02/08/12 - Burger King corta custos e fica mais saudável

 

Se há algo visível nos bons resultados do segundo trimestre da rede americana Burger King, apresentados ontem ao mercado, são as decisões tomadas nos últimos meses pelos gestores do negócio - controlado pela empresa de investimentos 3G Capital. A rede de restaurantes, presidida pelo executivo Bernardo Hees, tem entre os seus sócios os brasileiros Jorge Paulo Lemann, Marcel Hermann Telles e Carlos Alberto Sicupira.

Ontem (01/08), a empresa publicou resultados acima do previsto pelos analistas americanos (apenas um ficou abaixo), com alta de 59,6% no lucro líquido de abril a junho, quando o valor atingiu US$ 48,2 milhões (no semestre, a alta foi de 157,2%). A margem Ebtida (ajustada) cresceu de 6,6 pontos ao atingir 31,8% no período. Nos países da América Latina e região do Caribe, que inclui a operação brasileira, as vendas cresceram 9,4%, e a soma do Ebitda (lucro antes de juros, impostos, depreciação e amortização) subiu 18%, para US$ 17,1 milhões. A expansão nas vendas na região latina registrou a maior taxa de crescimento entre todas as áreas geográficas.
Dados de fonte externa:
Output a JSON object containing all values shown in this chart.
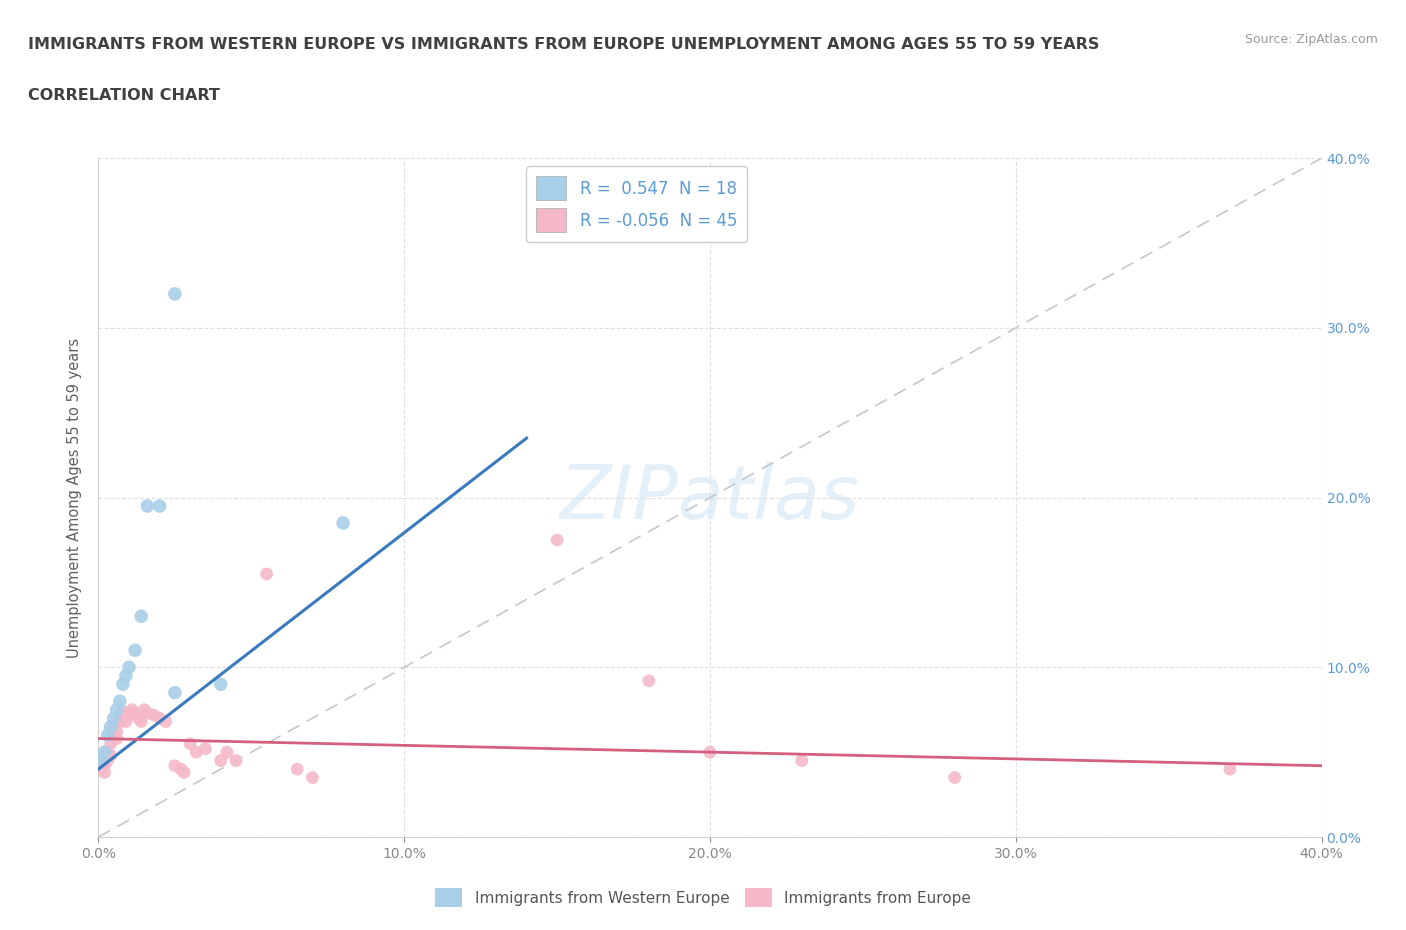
{
  "title_line1": "IMMIGRANTS FROM WESTERN EUROPE VS IMMIGRANTS FROM EUROPE UNEMPLOYMENT AMONG AGES 55 TO 59 YEARS",
  "title_line2": "CORRELATION CHART",
  "source": "Source: ZipAtlas.com",
  "ylabel": "Unemployment Among Ages 55 to 59 years",
  "xlim": [
    0.0,
    0.4
  ],
  "ylim": [
    0.0,
    0.4
  ],
  "xticks": [
    0.0,
    0.1,
    0.2,
    0.3,
    0.4
  ],
  "yticks": [
    0.0,
    0.1,
    0.2,
    0.3,
    0.4
  ],
  "watermark": "ZIPatlas",
  "legend_blue_R": "0.547",
  "legend_blue_N": "18",
  "legend_pink_R": "-0.056",
  "legend_pink_N": "45",
  "legend_blue_label": "Immigrants from Western Europe",
  "legend_pink_label": "Immigrants from Europe",
  "blue_color": "#a8cfe8",
  "pink_color": "#f4b8c8",
  "blue_line_color": "#3a7abf",
  "pink_line_color": "#d45f7e",
  "blue_scatter": [
    [
      0.001,
      0.045
    ],
    [
      0.002,
      0.05
    ],
    [
      0.003,
      0.06
    ],
    [
      0.004,
      0.065
    ],
    [
      0.005,
      0.07
    ],
    [
      0.006,
      0.075
    ],
    [
      0.007,
      0.08
    ],
    [
      0.008,
      0.09
    ],
    [
      0.009,
      0.095
    ],
    [
      0.01,
      0.1
    ],
    [
      0.012,
      0.11
    ],
    [
      0.014,
      0.13
    ],
    [
      0.016,
      0.195
    ],
    [
      0.02,
      0.195
    ],
    [
      0.025,
      0.085
    ],
    [
      0.04,
      0.09
    ],
    [
      0.08,
      0.185
    ],
    [
      0.025,
      0.32
    ]
  ],
  "pink_scatter": [
    [
      0.001,
      0.045
    ],
    [
      0.001,
      0.04
    ],
    [
      0.002,
      0.042
    ],
    [
      0.002,
      0.038
    ],
    [
      0.003,
      0.05
    ],
    [
      0.003,
      0.045
    ],
    [
      0.004,
      0.048
    ],
    [
      0.004,
      0.055
    ],
    [
      0.005,
      0.06
    ],
    [
      0.005,
      0.065
    ],
    [
      0.006,
      0.058
    ],
    [
      0.006,
      0.062
    ],
    [
      0.007,
      0.068
    ],
    [
      0.007,
      0.072
    ],
    [
      0.008,
      0.07
    ],
    [
      0.008,
      0.074
    ],
    [
      0.009,
      0.068
    ],
    [
      0.01,
      0.072
    ],
    [
      0.011,
      0.075
    ],
    [
      0.012,
      0.073
    ],
    [
      0.013,
      0.07
    ],
    [
      0.014,
      0.068
    ],
    [
      0.015,
      0.075
    ],
    [
      0.016,
      0.073
    ],
    [
      0.018,
      0.072
    ],
    [
      0.02,
      0.07
    ],
    [
      0.022,
      0.068
    ],
    [
      0.025,
      0.042
    ],
    [
      0.027,
      0.04
    ],
    [
      0.028,
      0.038
    ],
    [
      0.03,
      0.055
    ],
    [
      0.032,
      0.05
    ],
    [
      0.035,
      0.052
    ],
    [
      0.04,
      0.045
    ],
    [
      0.042,
      0.05
    ],
    [
      0.045,
      0.045
    ],
    [
      0.055,
      0.155
    ],
    [
      0.065,
      0.04
    ],
    [
      0.07,
      0.035
    ],
    [
      0.15,
      0.175
    ],
    [
      0.18,
      0.092
    ],
    [
      0.2,
      0.05
    ],
    [
      0.23,
      0.045
    ],
    [
      0.28,
      0.035
    ],
    [
      0.37,
      0.04
    ]
  ],
  "grid_color": "#cccccc",
  "background_color": "#ffffff",
  "title_color": "#404040",
  "axis_tick_color": "#888888",
  "right_axis_label_color": "#5b9bd5"
}
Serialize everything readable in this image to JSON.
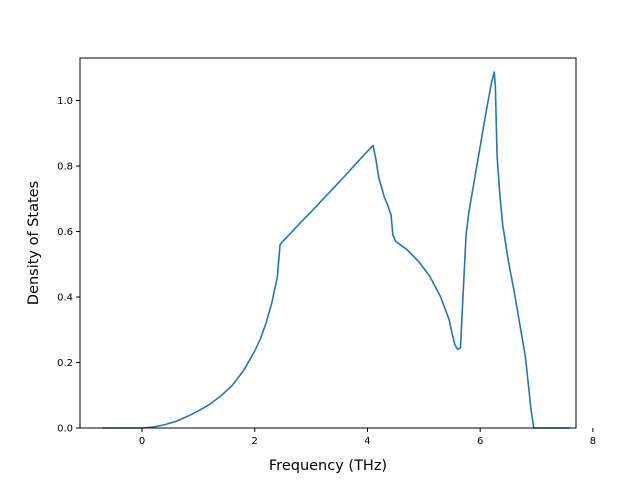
{
  "chart_data": {
    "type": "line",
    "title": "",
    "xlabel": "Frequency (THz)",
    "ylabel": "Density of States",
    "xlim": [
      -1.1,
      7.7
    ],
    "ylim": [
      0.0,
      1.13
    ],
    "xticks": [
      0,
      2,
      4,
      6,
      8
    ],
    "xtick_labels": [
      "0",
      "2",
      "4",
      "6",
      "8"
    ],
    "yticks": [
      0.0,
      0.2,
      0.4,
      0.6,
      0.8,
      1.0
    ],
    "ytick_labels": [
      "0.0",
      "0.2",
      "0.4",
      "0.6",
      "0.8",
      "1.0"
    ],
    "grid": false,
    "series": [
      {
        "color": "#1f77b4",
        "x": [
          -0.7,
          -0.3,
          0.0,
          0.2,
          0.4,
          0.6,
          0.8,
          1.0,
          1.2,
          1.4,
          1.6,
          1.8,
          2.0,
          2.1,
          2.2,
          2.3,
          2.4,
          2.45,
          2.5,
          2.6,
          2.8,
          3.0,
          3.2,
          3.4,
          3.6,
          3.8,
          4.0,
          4.1,
          4.15,
          4.2,
          4.3,
          4.35,
          4.42,
          4.45,
          4.5,
          4.7,
          4.9,
          5.1,
          5.3,
          5.45,
          5.5,
          5.55,
          5.6,
          5.65,
          5.7,
          5.75,
          5.8,
          5.9,
          6.0,
          6.1,
          6.2,
          6.25,
          6.27,
          6.3,
          6.35,
          6.4,
          6.5,
          6.6,
          6.7,
          6.75,
          6.8,
          6.9,
          6.95,
          7.2,
          7.6
        ],
        "y": [
          0.0,
          0.0,
          0.0,
          0.003,
          0.01,
          0.02,
          0.035,
          0.052,
          0.072,
          0.098,
          0.13,
          0.175,
          0.235,
          0.272,
          0.32,
          0.38,
          0.46,
          0.56,
          0.57,
          0.588,
          0.625,
          0.66,
          0.697,
          0.733,
          0.77,
          0.808,
          0.845,
          0.863,
          0.82,
          0.765,
          0.705,
          0.685,
          0.65,
          0.59,
          0.57,
          0.545,
          0.51,
          0.465,
          0.4,
          0.33,
          0.29,
          0.255,
          0.24,
          0.245,
          0.42,
          0.59,
          0.66,
          0.76,
          0.86,
          0.96,
          1.055,
          1.087,
          1.04,
          0.83,
          0.71,
          0.62,
          0.51,
          0.42,
          0.32,
          0.27,
          0.22,
          0.06,
          0.0,
          0.0,
          0.0
        ]
      }
    ]
  }
}
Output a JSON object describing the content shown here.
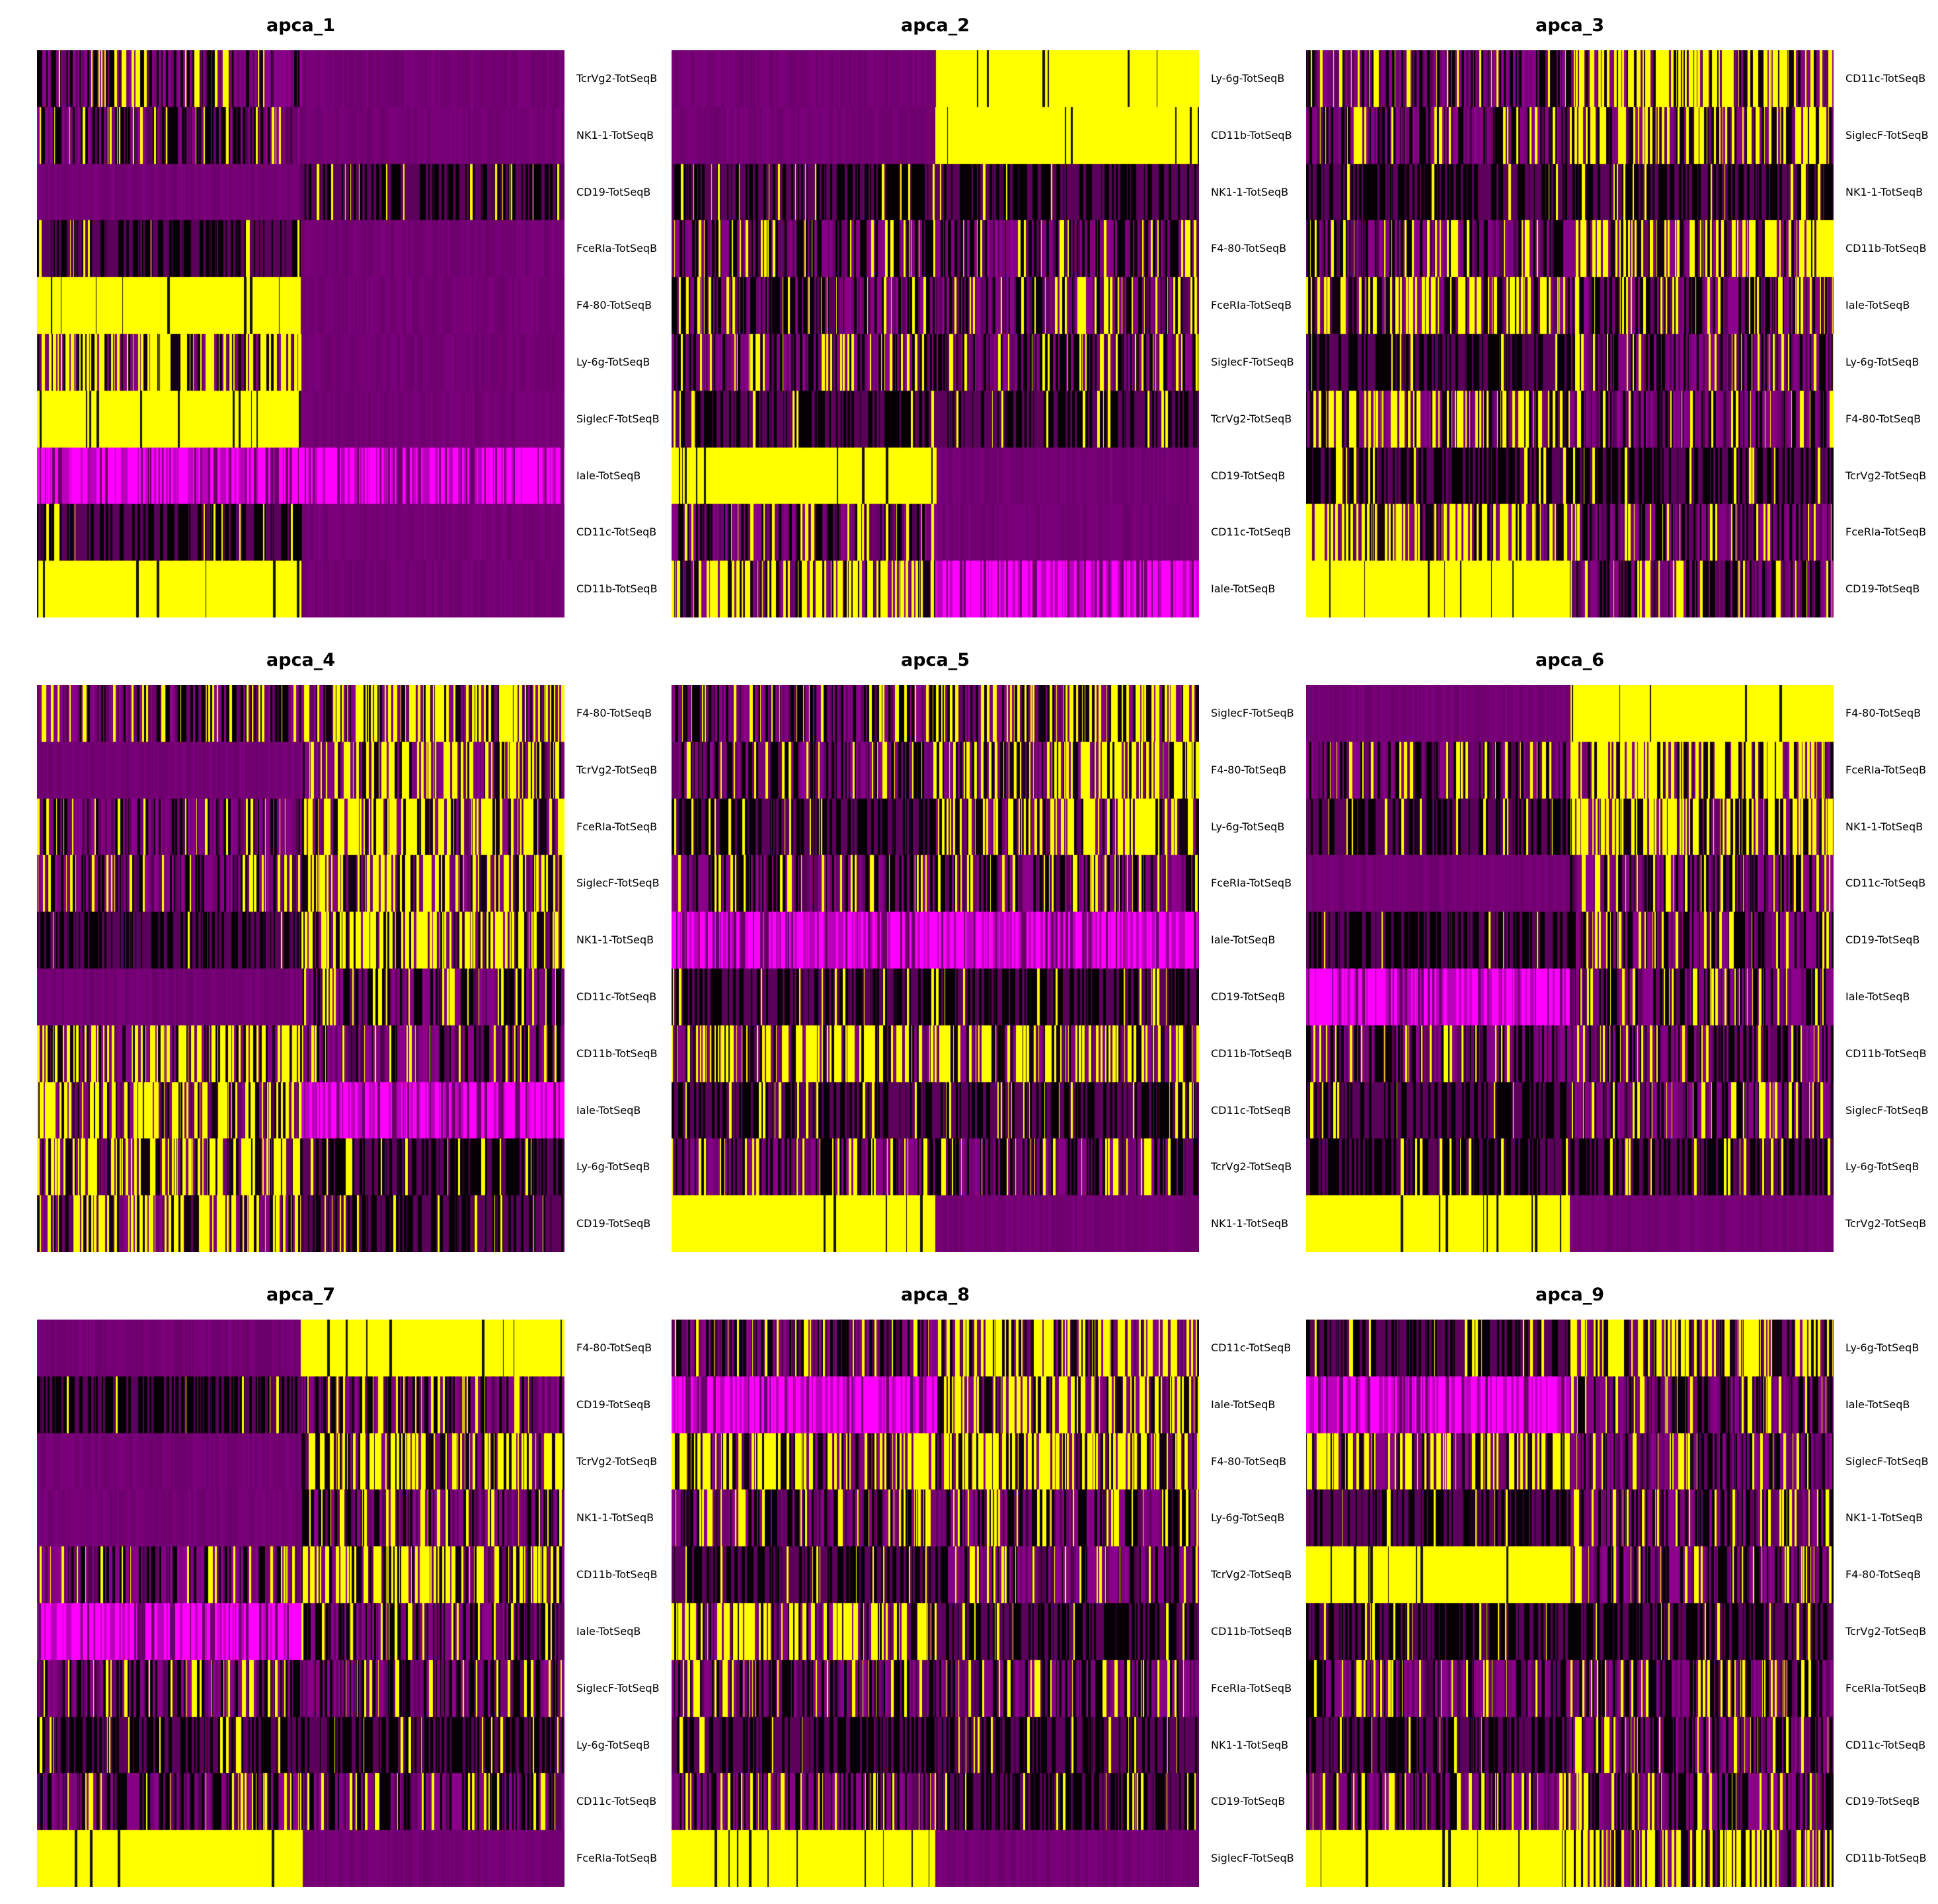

Analistas ressaltam que a empresa entregou resultados apesar da queda nas vendas globais no segundo trimestre. O montante atingiu US$ 540,8 milhões, retração de 9,2% em relação a 2011, que reflete questões não ligadas à atividade da rede, como efeitos da variação cambial e a venda de restaurantes próprios do grupo para franqueados, num processo de transição que pode afetar esse indicador temporariamente.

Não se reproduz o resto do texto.